⚫ Bird flu is mutating around the world – NJ residents get a warning

⚫ If the virus keeps changing it could pose a serious threat to humans

⚫ New Jerseyans advised to enjoy birds from a distance

Avian influenza continues to spread in New Jersey, across the nation and around the world, threatening poultry farms, wild birds and possibly human beings.

Bird flu has killed more than 58 million chickens and turkeys in the U. S. and it has already mutated, killing minks in multiple locations and sea lions in South America, raising fears it could soon pose a threat to people.

According to Ricardo Rajsbaum, the director of the Center for Virus-Host-Innate Immuity at the Rutgers University New Jersey Medical School Institute for Infectious and Inflammatory Diseases, bird flu does not usually cause any problems in humans but concern has been rising as a wave of avian influenza has been spreading for the past 13 months.

Workers in China where bird flu has been reported

No need to panic

“Do not panic, influenza has been around for a long time and there is always a risk that influenza can mutate and cause pandemics,” he said.

He said to this point avian influenza has not yet become easily transmitted to people, but because the virus naturally mutates as it spreads, there is a threat.
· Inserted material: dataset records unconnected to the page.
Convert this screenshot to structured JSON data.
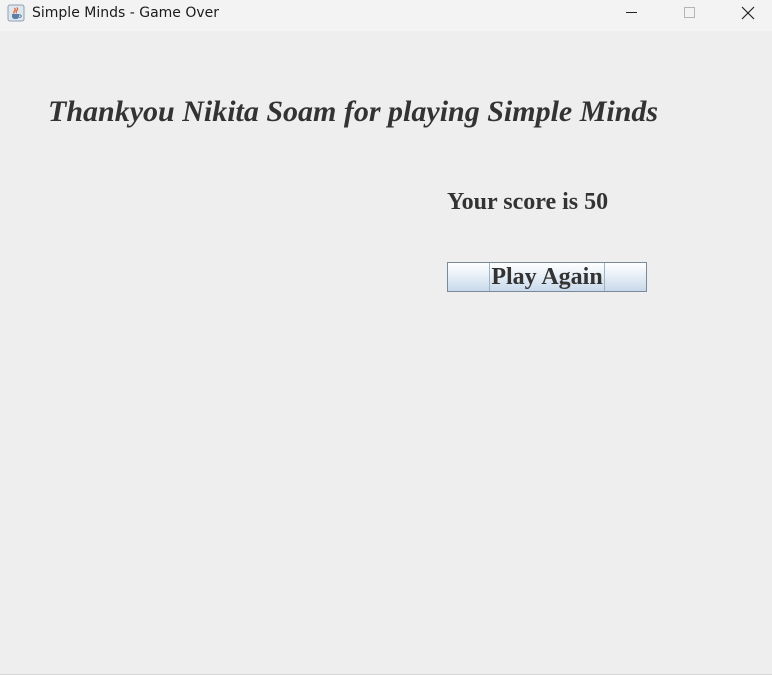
{
  "window": {
    "title": "Simple Minds - Game Over",
    "app_icon": "java-cup-icon",
    "controls": {
      "minimize_icon": "minimize-icon",
      "maximize_icon": "maximize-icon",
      "close_icon": "close-icon"
    }
  },
  "main": {
    "thank_you_message": "Thankyou Nikita Soam for playing Simple Minds",
    "score_text": "Your score is 50",
    "play_again_label": "Play Again"
  },
  "colors": {
    "background": "#eeeeee",
    "text": "#333333",
    "button_border": "#7a8a99"
  }
}
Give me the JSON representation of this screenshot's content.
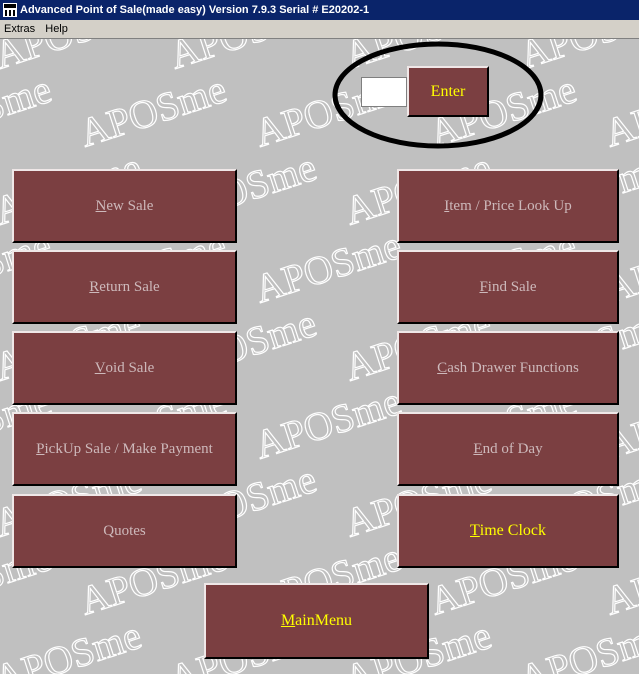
{
  "window": {
    "title": "Advanced Point of Sale(made easy) Version 7.9.3   Serial # E20202-1",
    "icon": "pos-app-icon"
  },
  "menu": [
    {
      "label": "Extras"
    },
    {
      "label": "Help"
    }
  ],
  "entry": {
    "value": "",
    "enter_label": "Enter"
  },
  "buttons": {
    "new_sale": {
      "accel": "N",
      "rest": "ew Sale"
    },
    "return_sale": {
      "accel": "R",
      "rest": "eturn Sale"
    },
    "void_sale": {
      "accel": "V",
      "rest": "oid Sale"
    },
    "pickup_sale": {
      "accel": "P",
      "rest": "ickUp Sale / Make Payment"
    },
    "quotes": {
      "accel": "",
      "rest": "Quotes"
    },
    "item_lookup": {
      "accel": "I",
      "rest": "tem / Price Look Up"
    },
    "find_sale": {
      "accel": "F",
      "rest": "ind Sale"
    },
    "cash_drawer": {
      "accel": "C",
      "rest": "ash Drawer Functions"
    },
    "end_of_day": {
      "accel": "E",
      "rest": "nd of Day"
    },
    "time_clock": {
      "accel": "T",
      "rest": "ime Clock"
    },
    "main_menu": {
      "accel": "M",
      "rest": "ainMenu"
    }
  },
  "watermark_text": "APOSme",
  "colors": {
    "button_face": "#7b3f41",
    "button_text_disabled": "#cdb9bb",
    "button_text_active": "#ffff00",
    "background": "#c0c0c0",
    "titlebar": "#0a246a"
  }
}
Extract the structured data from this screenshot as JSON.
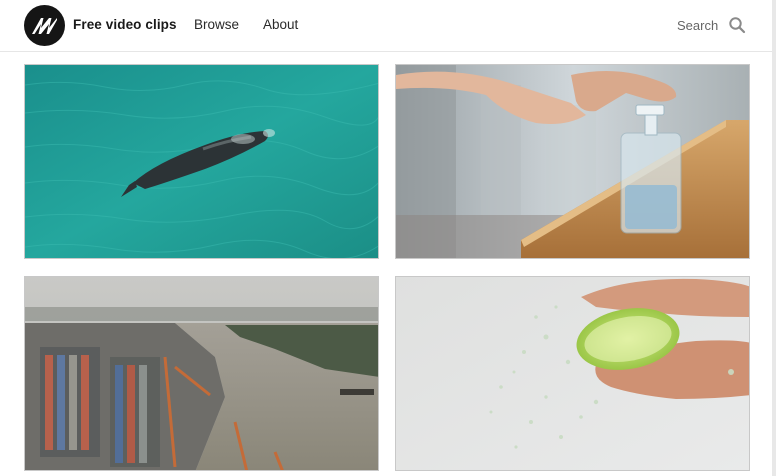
{
  "header": {
    "brand": "Free video clips",
    "nav": [
      {
        "label": "Browse"
      },
      {
        "label": "About"
      }
    ],
    "search": {
      "label": "Search",
      "icon": "search-icon"
    }
  },
  "clips": [
    {
      "subject": "whale",
      "icon": "aerial-whale-thumbnail"
    },
    {
      "subject": "hand sanitizer",
      "icon": "hand-sanitizer-thumbnail"
    },
    {
      "subject": "port",
      "icon": "container-port-thumbnail"
    },
    {
      "subject": "lime",
      "icon": "lime-squeeze-thumbnail"
    }
  ],
  "colors": {
    "logo_bg": "#151515",
    "sea": "#1f9a94",
    "text": "#222222",
    "muted": "#666666"
  }
}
“Usually the cases that happen in humans that (are) caused by H5N1, avian influenza viruses can be bad, because we do not have immunity against these viruses.”


It could cause serious health issues

He said that means if this wave of avian influenza undergoes a mutation and jumps to people “it will most likely not be like a regular flu, it can be worse than a regular flu.”

Rajsbaum said avian influenza is not likely to infect humans but many birds are carrying the virus so people should avoid any direct contact with them.

“The best way to protect really is to avoid direct contact with birds, so staying far away, it should be OK.”

He said anyone working directly with chickens or other poultry should wear gloves, masks and protective clothing.

He pointed out someone would likely need a high dose of the virus in its current form to become infected.

He said the bottom line is having a bird feeder in your backyard is okay but everyone needs to be aware there is an outbreak of highly pathogenic influenza in birds and people should not “touch any secretions from birds, and stay away if you can.”